X線と可視光線の間の約100〜400nm(ナノメートル)の波長範囲が紫外線(UV)です。 紫外線殺菌は、このうち最も殺菌効果が高いとされる260nmの紫外線を利用したもので、具体的には、低圧水銀放電灯(殺菌ランプ)によって人工的につくられる波長253.7nmの紫外線を使って効率よく殺菌します。
このような殺菌作用は、光化学反応の現象の一つです。核酸(DNA)の紫外線吸収曲線を見ますと、核酸は260nm付近で紫外線の吸収が極大となり、紫外線の殺菌効果曲線と極めてよく一致しています。
オルガノのPURELITE PRBシリーズは、殺菌UVランプを標準装備して、逆浸透膜(RO膜)とイオン交換カートリッジによって製造した純水の中の菌類を殺菌しています。

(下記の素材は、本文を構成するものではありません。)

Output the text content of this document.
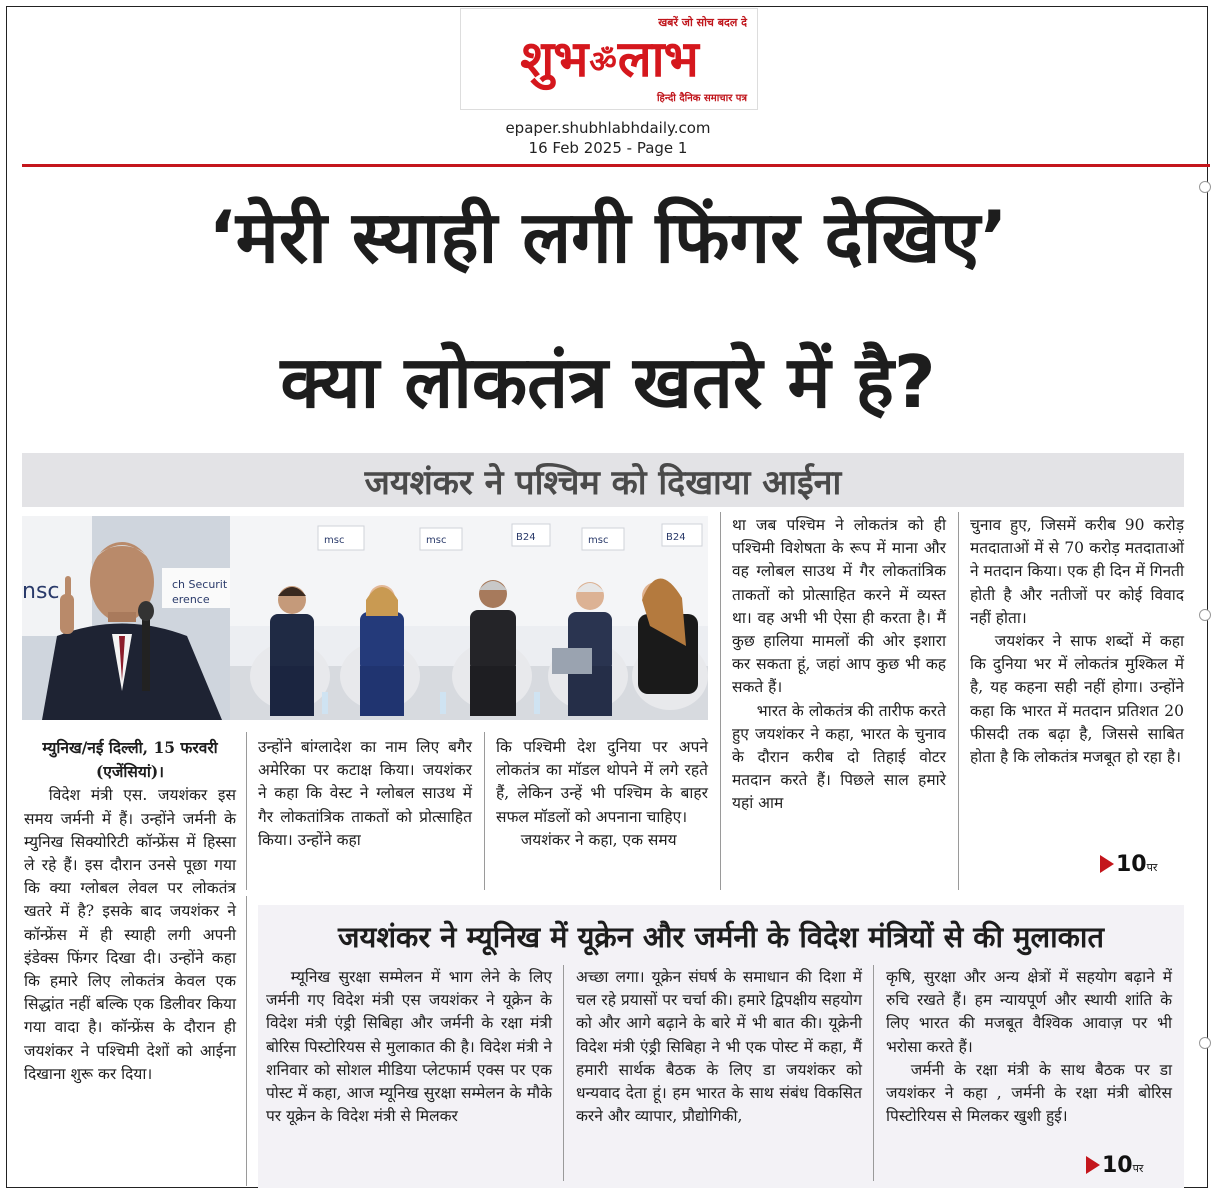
खबरें जो सोच बदल दे
शुभॐलाभ
हिन्दी दैनिक समाचार पत्र
epaper.shubhlabhdaily.com
16 Feb 2025 - Page 1
‘मेरी स्याही लगी फिंगर देखिए’
क्या लोकतंत्र खतरे में है?
जयशंकर ने पश्चिम को दिखाया आईना
nsc	ch Securit
erence
msc	msc	B24	msc	B24

म्युनिख/नई दिल्ली, 15 फरवरी (एजेंसियां)।

विदेश मंत्री एस. जयशंकर इस समय जर्मनी में हैं। उन्होंने जर्मनी के म्युनिख सिक्योरिटी कॉन्फ्रेंस में हिस्सा ले रहे हैं। इस दौरान उनसे पूछा गया कि क्या ग्लोबल लेवल पर लोकतंत्र खतरे में है? इसके बाद जयशंकर ने कॉन्फ्रेंस में ही स्याही लगी अपनी इंडेक्स फिंगर दिखा दी। उन्होंने कहा कि हमारे लिए लोकतंत्र केवल एक सिद्धांत नहीं बल्कि एक डिलीवर किया गया वादा है। कॉन्फ्रेंस के दौरान ही जयशंकर ने पश्चिमी देशों को आईना दिखाना शुरू कर दिया।

उन्होंने बांग्लादेश का नाम लिए बगैर अमेरिका पर कटाक्ष किया। जयशंकर ने कहा कि वेस्ट ने ग्लोबल साउथ में गैर लोकतांत्रिक ताकतों को प्रोत्साहित किया। उन्होंने कहा

कि पश्चिमी देश दुनिया पर अपने लोकतंत्र का मॉडल थोपने में लगे रहते हैं, लेकिन उन्हें भी पश्चिम के बाहर सफल मॉडलों को अपनाना चाहिए।

जयशंकर ने कहा, एक समय

था जब पश्चिम ने लोकतंत्र को ही पश्चिमी विशेषता के रूप में माना और वह ग्लोबल साउथ में गैर लोकतांत्रिक ताकतों को प्रोत्साहित करने में व्यस्त था। वह अभी भी ऐसा ही करता है। मैं कुछ हालिया मामलों की ओर इशारा कर सकता हूं, जहां आप कुछ भी कह सकते हैं।

भारत के लोकतंत्र की तारीफ करते हुए जयशंकर ने कहा, भारत के चुनाव के दौरान करीब दो तिहाई वोटर मतदान करते हैं। पिछले साल हमारे यहां आम

चुनाव हुए, जिसमें करीब 90 करोड़ मतदाताओं में से 70 करोड़ मतदाताओं ने मतदान किया। एक ही दिन में गिनती होती है और नतीजों पर कोई विवाद नहीं होता।

जयशंकर ने साफ शब्दों में कहा कि दुनिया भर में लोकतंत्र मुश्किल में है, यह कहना सही नहीं होगा। उन्होंने कहा कि भारत में मतदान प्रतिशत 20 फीसदी तक बढ़ा है, जिससे साबित होता है कि लोकतंत्र मजबूत हो रहा है।

10पर
जयशंकर ने म्यूनिख में यूक्रेन और जर्मनी के विदेश मंत्रियों से की मुलाकात

म्यूनिख सुरक्षा सम्मेलन में भाग लेने के लिए जर्मनी गए विदेश मंत्री एस जयशंकर ने यूक्रेन के विदेश मंत्री एंड्री सिबिहा और जर्मनी के रक्षा मंत्री बोरिस पिस्टोरियस से मुलाकात की है। विदेश मंत्री ने शनिवार को सोशल मीडिया प्लेटफार्म एक्स पर एक पोस्ट में कहा, आज म्यूनिख सुरक्षा सम्मेलन के मौके पर यूक्रेन के विदेश मंत्री से मिलकर

अच्छा लगा। यूक्रेन संघर्ष के समाधान की दिशा में चल रहे प्रयासों पर चर्चा की। हमारे द्विपक्षीय सहयोग को और आगे बढ़ाने के बारे में भी बात की। यूक्रेनी विदेश मंत्री एंड्री सिबिहा ने भी एक पोस्ट में कहा, मैं हमारी सार्थक बैठक के लिए डा जयशंकर को धन्यवाद देता हूं। हम भारत के साथ संबंध विकसित करने और व्यापार, प्रौद्योगिकी,

कृषि, सुरक्षा और अन्य क्षेत्रों में सहयोग बढ़ाने में रुचि रखते हैं। हम न्यायपूर्ण और स्थायी शांति के लिए भारत की मजबूत वैश्विक आवाज़ पर भी भरोसा करते हैं।

जर्मनी के रक्षा मंत्री के साथ बैठक पर डा जयशंकर ने कहा , जर्मनी के रक्षा मंत्री बोरिस पिस्टोरियस से मिलकर खुशी हुई।

10पर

純水製法の一つである「蒸留法」について教えてください。

蒸留法は古くから実用化され、病院や実験室などで純水製造の一翼を担ってきています。優れた製造法ではありますが、ラボ用の純水製造装置としてはコスト面やメンテナンス面において、必ずしも優れているとは言えなくなってきました。そこで東京科研では、蒸留法に代わるラボ用純水装置としてオルガノのPURELITE PRBシリーズを提案しています。
JIS規格で「水の種別」はどのように分類されていますか。

水の種別はA1〜A4の項目に分類され、各項目には、「A1:洗浄水」、「A2:一般化学分析」、「A3:試薬調製化学分析」、「A4:有機物試験・微量成分化学分析」といった水の質を表す代表的な用途が挙げてあり、電気伝導率などの特性の値が示されています。
A1〜A4の水の用途及び精製方法は以下の通りです。
A1:器具類の洗浄及びA2〜A3の水の原料に用いる。最終工程でイオン交換法又は逆浸透法などによって精製したもの。又はこれと同等の質が得られる方法で精製したもの。 A2:一般的な試験及びA3〜A4の水の原料に用いる。A1の水を用い、最終工程でイオン交換装置・精密ろ過器などの組み合わせによって精製したもの。又はこれと同等の質が得られる方法で精製したもの。
A3:試薬類の調製、微量成分の試験などに用いる。A1又はA2の水を用い、最終工程で蒸留法によって精製したもの。又はこれと同等の質が得られる方法で精製したもの。
A4:微量成分の試験などに用いる。A2又はA3の水を用い、石英ガラス製の蒸留装置による蒸留法、又は非沸騰形蒸留装置による蒸留法で精製したもの、もしくはこれと同等の質が得られる方法で精製したもの。